The film has the feeling of grappling with a subject of almost impossible immensity, of trying to find a structure and a mode of expression equal to the sadness of its subject. The best analysis of the film that I know of, by Robin Wood in his book Hollywood from Vietnam to Reagan…and Beyond, disentangles its complex strands with surgical clarity, while allowing that the scalpels can only reach so far: he concludes that the film’s greatness perhaps lies “in the richness of its confusions.” Among many other things, Wood’s essay is masterful in drawing out an element which I’d registered, but hardly mulled on in such detail – the way in which its treatment of the three main characters played by Robert De Niro, Christopher Walken and Meryl Streep expresses “the universal bisexuality our culture strives to repress.” Reading Wood’s account, and mulling on the sly radicalism of Cimino’s achievement, it seems plausible there was something primal in how the world soon turned on him, seizing an opportunity to quell some unresolved anxiety in what he represented.

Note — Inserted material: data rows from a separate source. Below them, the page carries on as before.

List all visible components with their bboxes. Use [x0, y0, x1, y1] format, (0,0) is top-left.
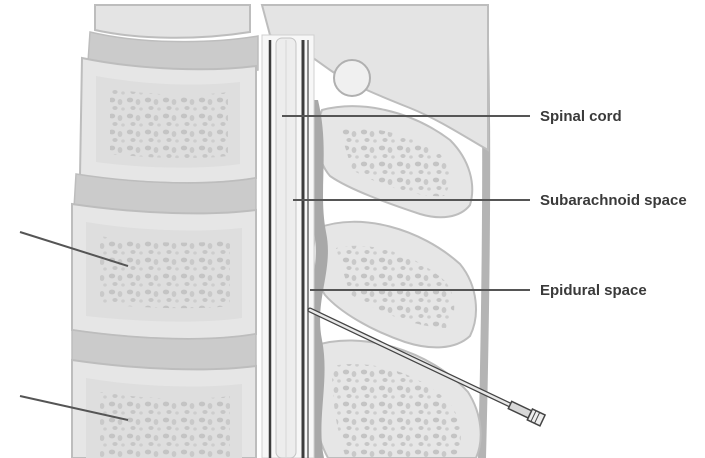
label-subarachnoid-space: Subarachnoid space	[540, 192, 687, 209]
label-epidural-space: Epidural space	[540, 282, 647, 299]
vertebral-body-1	[80, 58, 256, 183]
vertebral-body-3	[72, 360, 256, 458]
vertebral-body-2	[72, 204, 256, 339]
label-spinal-cord: Spinal cord	[540, 108, 622, 125]
spinal-canal	[262, 35, 314, 458]
vertebral-column	[72, 5, 258, 458]
facet-joint	[334, 60, 370, 96]
vertebral-body-top	[95, 5, 250, 38]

I’d watched The Godfather again a few weeks before rewatching The Deer Hunter, and while that remains a staggering feat of story-telling, and much more obviously influential on American storytelling in recent decades, it seemed almost limited and self-absorbed by comparison (Wood seems to have little time for Coppola, judging his work “a daunting mixture of the pretentious and the banal, in roughly equal measure,” with the Godfather films constituting “only partial” exceptions). The Godfather remains tremendously provocative about the nature of post-war America, but only insofar as we choose to regard the somewhat rarified trajectory of the Corleones as an experience with inherent metaphorical resonance (there’s virtually nothing of what you might call “the real world” in the film). Compared to that film’s impeccable sense of assurance, The Deer Hunter preaches and rambles and occasionally seems to lose its thread altogether, but while it draws on American myths and archetypes, it obsessively bores in on one of America’s thousands of culturally specific environments (marked in this case by the steel mills that dominate the town, and by the fraying Russian immigrant heritage), yet universally struggling and unfulfilled. On the other hand, Cimino was never a documentarian – as my wife pointed out, the deer hunting scenes, supposedly taking place above their Pennsylvania town, were actually shot half a continent away.

Heaven’s Gate

Wood rates Heaven’s Gate even more highly than The Deer Hunter, placing it “among the supreme achievements of the Hollywood cinema.” Set in the 1890’s, it depicts how a group of establishment Wyoming landowners (acting outside the law, but with the tacit support of authorities and institutions) launch what we might now almost call a campaign of ethnic cleansing against a “death list” of immigrants; Kris Kristofferson plays a marshal, an establishment man himself, but disgusted by these actions. More than the previous film, Heaven’s Gate is marked by its extreme visual beauty, but not of a glassily pictorial kind – there’s a slight gauziness to many of the images, so that the film and its meaning often seem to be dissolving away from us. Of course, respondents often analyzed this quality, along with Cimino’s discursive approach to narrative and relationships (if one wasn’t sure about the politicized sexuality of The Deer Hunter, it becomes even clearer in Heaven’s Gate), as denoting simple ineptitude. But in a way, they only confirmed one of his core points, that American ideals, almost as soon as they were articulated and formalized, have always been in the process of degrading and dying. If I found Heaven’s Gate slightly less stimulating than The Deer Hunter on this occasion anyway, maybe it’s only because I’ve never been particularly dazzled by America’s claims for its past, whereas we have no choice but to be invested in its present.